Video Quality Enhancement Using Deep Learning-Based Prediction Models for Quantized DCT Coefficients in MPEG I-frames
Antonio J G Busson, Paulo R C Mendes, Daniel de S Moraes, Álvaro M da Veiga, Álan L V Guedes, Sérgio Colcher
TL;DR
The paper tackles quality degradation in MPEG I-frames caused by lossy quantization. It introduces a frequency-domain deep learning approach that predicts missing DCT coefficients directly from low-quality quantized data, followed by standard inverse quantization and reconstruction to yield higher-quality I-frames. Among several backbones, Res-UNet delivers the best performance, achieving substantial SSIM and PSNR gains on validation sets and demonstrating potential to reach near $QF$=20–50 quality without re-encoding.

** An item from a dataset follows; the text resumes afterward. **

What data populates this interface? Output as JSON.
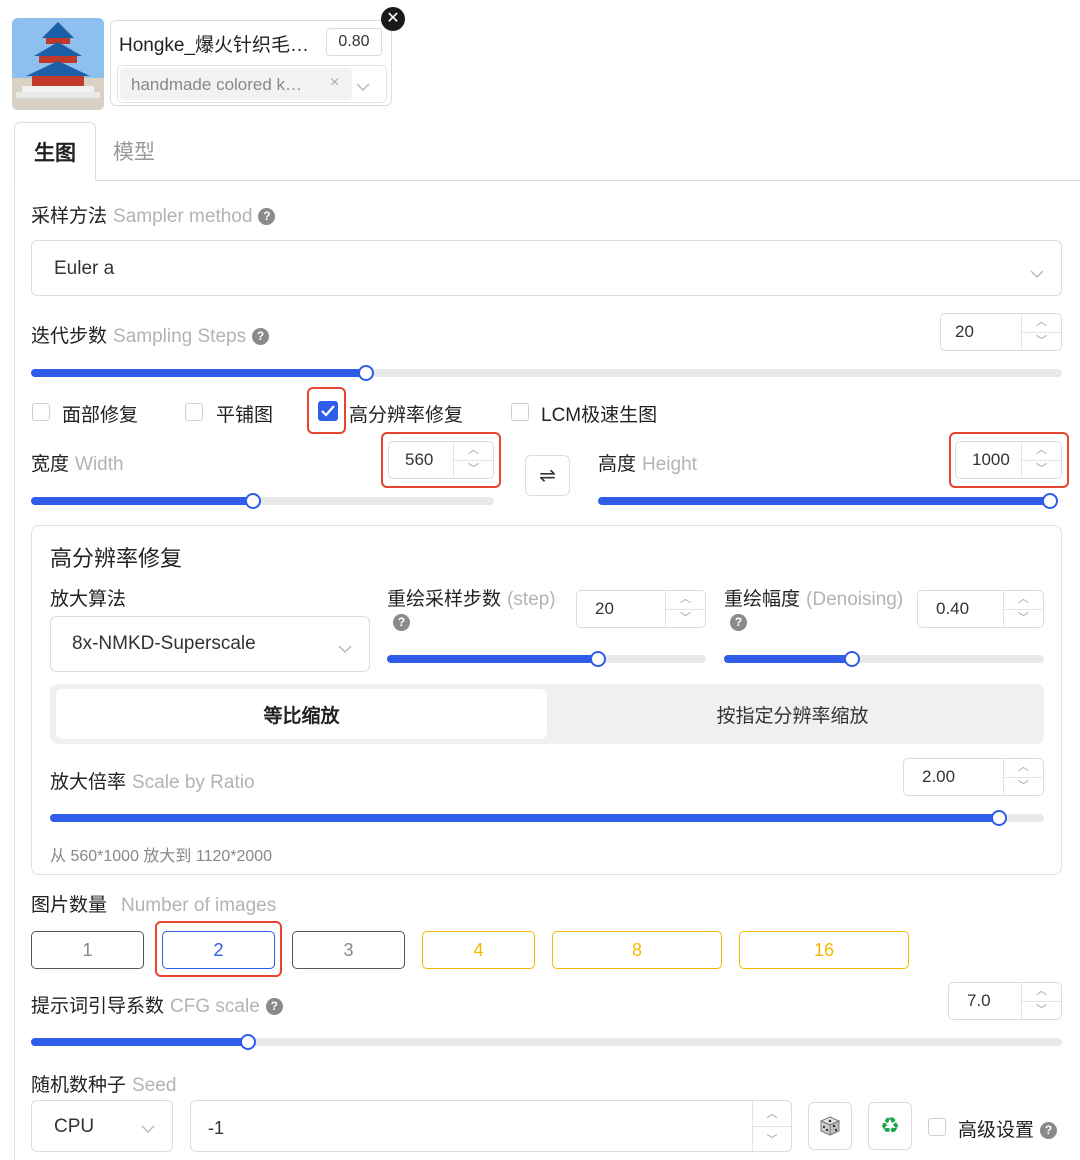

This decoder-side method can reduce bandwidth and storage needs while preserving MPEG compatibility, with future work exploring attention mechanisms, transformers, and extensions to broader MPEG standards and frame types.
Abstract
Recent works have successfully applied some types of Convolutional Neural Networks (CNNs) to reduce the noticeable distortion resulting from the lossy JPEG/MPEG compression technique. Most of them are built upon the processing made on the spatial domain. In this work, we propose a MPEG video decoder that is purely based on the frequency-to-frequency domain: it reads the quantized DCT coefficients received from a low-quality I-frames bitstream and, using a deep learning-based model, predicts the missing coefficients in order to recompose the same frames with enhanced quality. In experiments with a video dataset, our best model was able to improve from frames with quantized DCT coefficients corresponding to a Quality Factor (QF) of 10 to enhanced quality frames with QF slightly near to 20.